5. Female university/college student also face sexual assault
If you think education means less assault, you’re wrong. 23% of female undergraduates have reported to have experienced sexual assault or sexual misconduct in a survey done across 27 universities in the US in 2015.
6. Female genital mutilation is still happening
globally. At least 200 million women and girls alive today have gone through FGN as it is still legal in about 30 countries, and in many of these countries, majority of girls were cut before the age of 5.
In Malaysia, FGM Type 1 is prevalent where 93% of females in Muslim families go through it because it is widely considered as a female Sunnah tradition, and is typically in the old days done by a midwife, though today, it is now done by medical physicians. The procedure is either a minor prick or by curring off a small piece of the highest part of the clitoral hood and foreskin. So no, you can’t really see it ‘just by looking at it’. Why? Well, 82% of Malaysian women claim religious obligation as a primary reason, 41% claim it’s hygienic, and 32% claim other major motivators for FGM prevalence.

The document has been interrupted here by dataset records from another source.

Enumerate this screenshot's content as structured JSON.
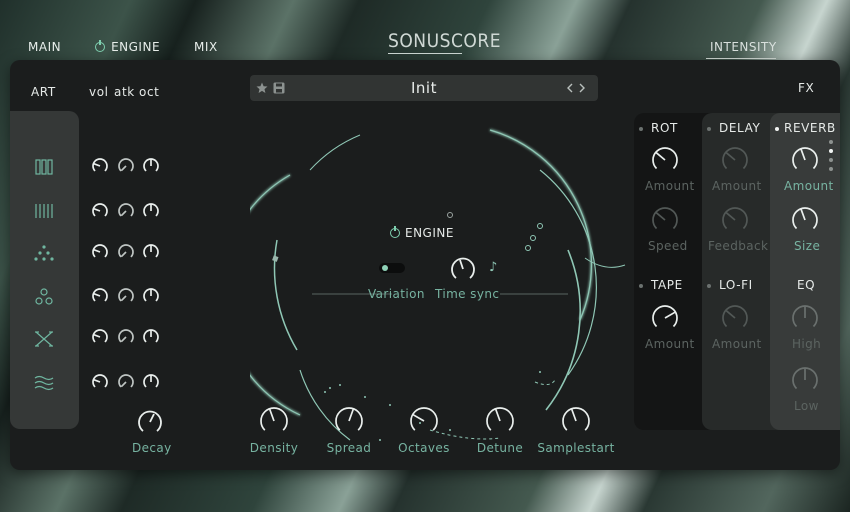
{
  "nav": {
    "main": "MAIN",
    "engine": "ENGINE",
    "mix": "MIX",
    "intensity": "INTENSITY"
  },
  "logo": "SONUSCORE",
  "left": {
    "art": "ART",
    "vol": "vol",
    "atk": "atk",
    "oct": "oct",
    "art_icons": [
      "bars-thick-icon",
      "bars-thin-icon",
      "dots-triangle-icon",
      "circles-icon",
      "cross-icon",
      "waves-icon"
    ]
  },
  "preset": {
    "name": "Init"
  },
  "engine": {
    "title": "ENGINE",
    "variation": "Variation",
    "time_sync": "Time sync"
  },
  "knobs": {
    "decay": "Decay",
    "density": "Density",
    "spread": "Spread",
    "octaves": "Octaves",
    "detune": "Detune",
    "samplestart": "Samplestart"
  },
  "fx": {
    "title": "FX",
    "rot": {
      "label": "ROT",
      "amount": "Amount",
      "speed": "Speed"
    },
    "delay": {
      "label": "DELAY",
      "amount": "Amount",
      "feedback": "Feedback"
    },
    "reverb": {
      "label": "REVERB",
      "amount": "Amount",
      "size": "Size"
    },
    "tape": {
      "label": "TAPE",
      "amount": "Amount"
    },
    "lofi": {
      "label": "LO-FI",
      "amount": "Amount"
    },
    "eq": {
      "label": "EQ",
      "high": "High",
      "low": "Low"
    }
  },
  "colors": {
    "accent": "#77b3a1",
    "panel": "#1b1d1d"
  }
}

We also have no laws in reference to FGM and the Malaysian government sponsored 86th conference of Malaysia’s Fatwa Committee National Council of Islamic Religious Affairs held in April 2009 decided that female circumcision is part of Islamic teachings and it should be observed by Muslims, with the majority of the jurists in the Committee concluding that female circumcision is obligatory. In 2012, our government health ministry had also proposed guidelines to reclassify and allow female circumcision as a medical practice.
7. Women and girls make up the majority of human trafficking victims
Adult women make up 51% of all human trafficking victims globally whilst women and girls together account for 71%, with girls representing nearly 3 out of every 4 child trafficking victims. Nearly 3 out of 4 trafficked women and girls are also trafficked for the purpose of sexual exploitation.
Malaysia is considered a destination, source, and transit country for women and children subjected to trafficking in persons, specifically conditions of forced prostitution and forced labour (for men too). A significant number of young women are also recruited to work in Malaysian restaurants and hotels, some of whom migrate through the use of “Guest Relations Officer” visas, but are coerced into Malaysia’s commercial sex trade. Women from China are also even nicknamed “China Dolls”.
Even though the Government of Malaysia does not fully comply with the minimum standards for the elimination of human trafficking, they are making efforts to do so, hence why the US State Department’s Office to Monitor and Combat Trafficking in Persons has placed our country in Tier 2, from a Tier 3 in 2014.